Geçmişten bugüne kadar tarım politikaları iyi yönetilmediği için bu tabloları yaşıyoruz. Üreticimizin bu durumda hiç mi kabahati yok? Bana göre var. Her yıl aynı güzellikte üzümün para edeceği düşüncesi ile yaşıyorlar. Elleri biraz para görünce işlediği tarlanın dönümüne bakmadan traktör alıyor, tarla alıyorlar. Tabi Ziraat Bankası'na da borçlanıyorlar. Üzüm para etmeyince de bas bas bağırıyorlar. Bu yıl üzümün kurusu para etmiyor. "Bu nereden çıktı?" derseniz, anlatayım; 4-5 kilo yaş üzümden, 1 kilo kuru üzüm elde ediliyor. Yaş üzümün kilosu kaç para? İyisinin kilosu 1 Euro'ya kadar yükseliyor. Organik üzümden söz ediyorum, tarım yapacaksan kuralına göre yapacaksın.
YAVUZ DONAT HÜKÜMETİN DİKKATİNİ ÇEKTİ!
Sevgili dostum, Sabah Gazetesi'nin usta kalemi Yavuz Donat, Evliya Çelebi gibi dolaşıyor. Geçen hafta Almanya'da Frankfurt'taymış. Çarşı Pazar dolaştığı için Frankfurt'ta manavda Manisa Sultaniye üzümünün 2 Euro'dan satıldığını görmüş ve fotoğrafını çekmiş. Yavuz Donat dostum Manisa'ya geldiğinde üzümcünün dertlerini dinlemiş ve köşesine taşıyarak Hükümetin dikkatini feryat eden Manisalı üzümcüye çekmeyi bir nebze de olsa sağlamıştı. Bunun meyvelerini önümüzdeki günlerde göreceğiz.
EKONOMİSTLERİN ANALİZLERİ DEĞERLENDİRİLMELİ
Hikmet Oray Yalçın Ekonomisttir. Manisalıdır. Yuntdağ'da büyükbaş hayvan çiftliği, Gediz Ovası'nda da bağı vardır. Geçen yıl üzüm üzerine bilimsel analizlerini de dinlemiş, Sosyete Dürümcüsü Mehmet ve Nezih Varol ile Veziroğlu'ndaki bağına gitmiştik. Yalçın, organik üzüm yetiştirmeye özen gösterir. Üzümde yaşadığımız sıkıntıları iyi bilir.

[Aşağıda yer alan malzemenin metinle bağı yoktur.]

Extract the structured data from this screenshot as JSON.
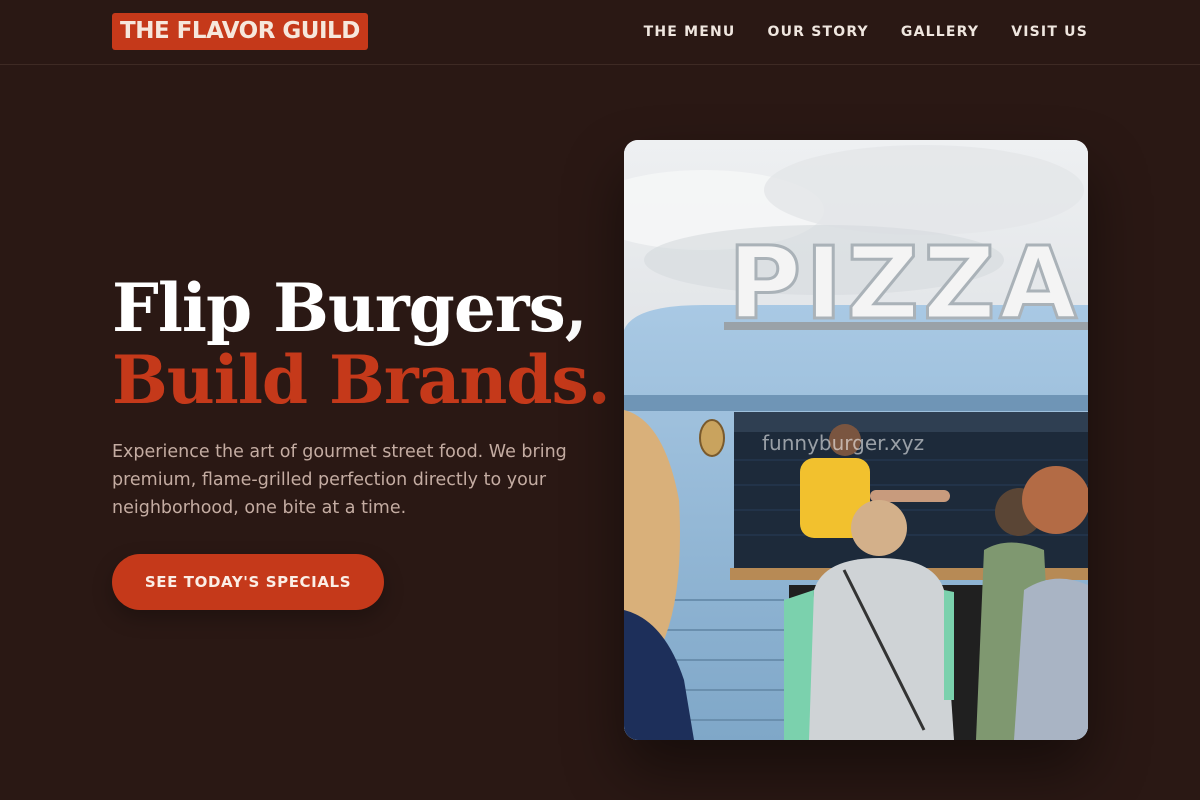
{
  "brand": {
    "logo_text": "THE FLAVOR GUILD"
  },
  "nav": {
    "items": [
      {
        "label": "THE MENU"
      },
      {
        "label": "OUR STORY"
      },
      {
        "label": "GALLERY"
      },
      {
        "label": "VISIT US"
      }
    ]
  },
  "hero": {
    "title_line1": "Flip Burgers,",
    "title_line2": "Build Brands.",
    "subtitle": "Experience the art of gourmet street food. We bring premium, flame-grilled perfection directly to your neighborhood, one bite at a time.",
    "cta_label": "SEE TODAY'S SPECIALS"
  },
  "photo": {
    "sign_text": "PIZZA",
    "watermark": "funnyburger.xyz"
  },
  "colors": {
    "background": "#2a1814",
    "accent": "#c5391a",
    "muted_text": "#c4aca2"
  }
}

HER ŞEY ALLAH'A HAVALE EDİLMEZ
"Kurusunu bırak, yaşına bak" diyeceğim, tabi ne kadar yaş üzüm piyasada alıcı bulup ihraç ediliyor, takip etmek lazım. Bizim çiftçimiz her yıl don yer, ama üzümünü tarım sigortası yapmaya üşenir. Her şeyi Allah'a havale eder. Gerçi bizim Haşim Ağar tarım sigortası yaptırıyordu. İki üç yıldır da faydasını görüyor. Diyeceğim şudur; Manisa'daki 45 yıllık gazetecilik mesleğimde gördüğüm, bir yıl önce hangi ürün para ediyorsa, çiftçimizin ertesi sene o ürüne odaklanması oldu.
Arz ve talebi gözetmeyince de her yıl feryatlar yükseliyor.